Internal consistency reliability refers to the degree to which items in a scale measure the same underlying construct (Henson, 2001). For internal consistency reliability, scores were calculated with individual item responses for the composite AMPS and each subscale at each time point. For Cronbach’s alpha and McDonald’s omega, a score of 0.80 was considered adequate reliability in line with established standards (Doval et al., 2023). Inter-item correlation, a measure of the correlation between each item and all other items in the scale or subscale, was obtained using the alpha command in Stata. In line with established standards, an average inter-item correlation for all scale or subscale items of 0.20–0.40 was considered optimal, less than 0.20 was low (i.e., items may not represent the same domain) and above 0.40 was high (i.e., items may not represent the full breadth of the domain) (Piedmont, 2014).

Nomological Validity

A measure has nomological validity if it behaves as expected within a system of related constructs (Newton & Shaw, 2014). We assessed the degree to which the composite AMPS and each subscale correlated with conceptually related constructs (mindfulness practice effort, class attendance, FFMQ-SF, PSS-10, DERS, and PACS) using Pearson correlations in Stata. We correlated composite AMPS and subscale scores from each session with mindfulness practice effort measured at that same session. We also correlated composite AMPS and subscale scores at Sessions 3 and 12 with FFMQ-SF scores from the most proximal assessment period (at baseline and post-intervention, respectively).
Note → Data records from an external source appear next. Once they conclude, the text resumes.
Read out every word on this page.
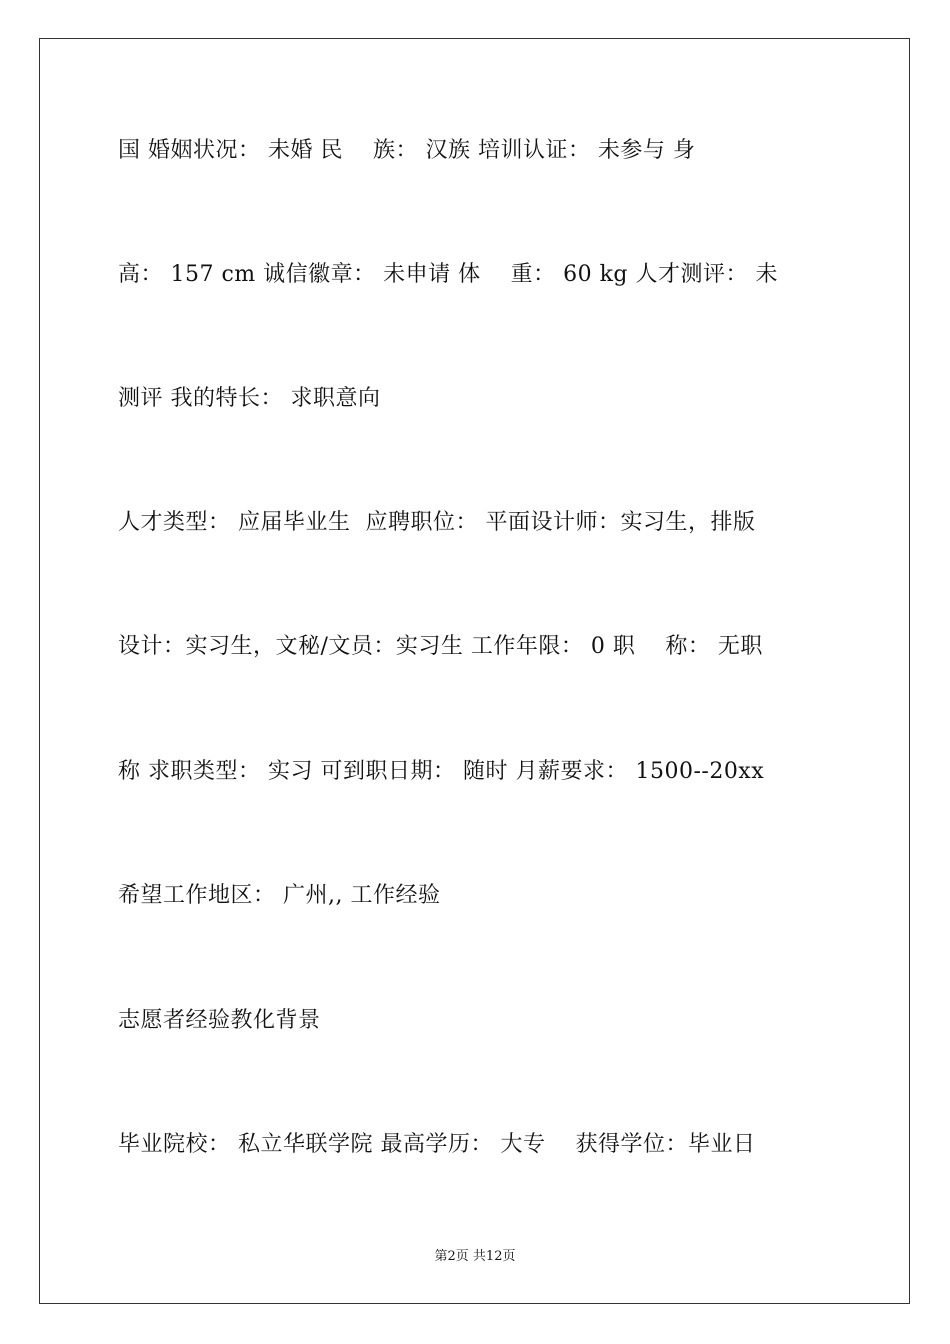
国 婚姻状况： 未婚 民    族： 汉族 培训认证： 未参与 身

高： 157 cm 诚信徽章： 未申请 体    重： 60 kg 人才测评： 未

测评 我的特长： 求职意向

人才类型： 应届毕业生  应聘职位： 平面设计师：实习生，排版

设计：实习生，文秘/文员：实习生 工作年限： 0 职    称： 无职

称 求职类型： 实习 可到职日期： 随时 月薪要求： 1500--20xx

希望工作地区： 广州,, 工作经验

志愿者经验教化背景

毕业院校： 私立华联学院 最高学历： 大专    获得学位：毕业日

第2页 共12页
We correlated a global AMPS and global subscale scores (the average of composite AMPS or subscale summed scores at all four time points) with FFMQ-SF, PSS-10, DERS, and PACS measured post-intervention. We used these global scores to represent an aggregate of applying learned skills during the intervention. Finally, we computed correlations between global scores and change in FFMQ-SF during the intervention (∆ FFMQ-SF), mindfulness practice effort during the intervention, and total number of MMRW classes attended during the intervention with an expectation of a positive correlation. Again, 0.10 was considered a small correlation, 0.40 was considered a moderate correlation, and 0.70 was considered a large correlation (Schober et al., 2018).

Incremental Validity

A measure has incremental validity when it improves one’s ability to predict conceptually related phenomenon over existing measures (Haynes & Lench, 2003). We evaluated the incremental validity of the AMPS using a sequence of linear regressions modeling the association between global AMPS (average of summed, composite AMPS scores at all four time points) and PSS-10, DERS, and PACS immediately after completion of the intervention, and tested whether these relations change while statistically controlling for mindfulness disposition, mindfulness practice effort, and class attendance. We conducted separate linear regression models for the PSS-10, DERS, and PACS as the dependent variable at post-intervention. Linear regression models utilized the ordinary least squares estimation method. For each dependent variable, we estimated three models: a null model (AMPS only), a model controlling for ∆ FFMQ-SF only, and a model controlling for ∆ FFMQ-SF, mindfulness practice effort, and MMWR class attendance, for a total of nine models. We included baseline score on the dependent variable in all models (including the null models) as a covariate. We checked whether our final PSS-10, DERS, and PACS models (those including all mindfulness practice covariates) adhered to assumptions of linear regression using the performance package in R version 4.2.2 (Lüdecke et al., 2021). Assumption checks included a visual check for linearity of residuals, a Shapiro-Wilk test for normality of residuals, a Durbin-Watson test for independence of residuals, a Breusch-Pagan test for homoscedasticity of residuals, a variance inflation factor calculation to test for multicollinearity, and a Cook’s Distance calculation to test for influential observations (Breusch & Pagan, 1979; Cook, 2000; Das & Imon, 2016; Durbin & Watson, 1971; Thompson et al., 2017). Model output included standardized coefficients (β) and effect size (partial eta squared), where an effect size of 0.01 was considered a small effect, 0.06 was considered a moderate effect, and 0.14 was considered a large effect (Richardson, 2011).

Results

Reliability Assessment

Table 3 provides measure reliability estimates for the composite AMPS and its subscales at Sessions 3, 6, 9, and 12. The interval between each time point was approximately 2 weeks and the items on the AMPS ask participants to consider the past 7 days. Test-retest reliability correlations between composite AMPS or AMPS subscale scores were all small-to-moderate in magnitude (ρ range = 0.28–0.74). Internal consistency reliability estimates met established standards for reliability (Cronbach’s alpha range = 0.80–0.97; McDonald’s omega range = 0.81–0.97). While some methodologists began to recommend the use of McDonald’s omega, recent work continues to favor the more commonly used Cronbach’s alpha (Doval et al., 2023; Hayes & Coutts, 2020). Thus, we provide both estimates of internal consistency reliability in Table 3.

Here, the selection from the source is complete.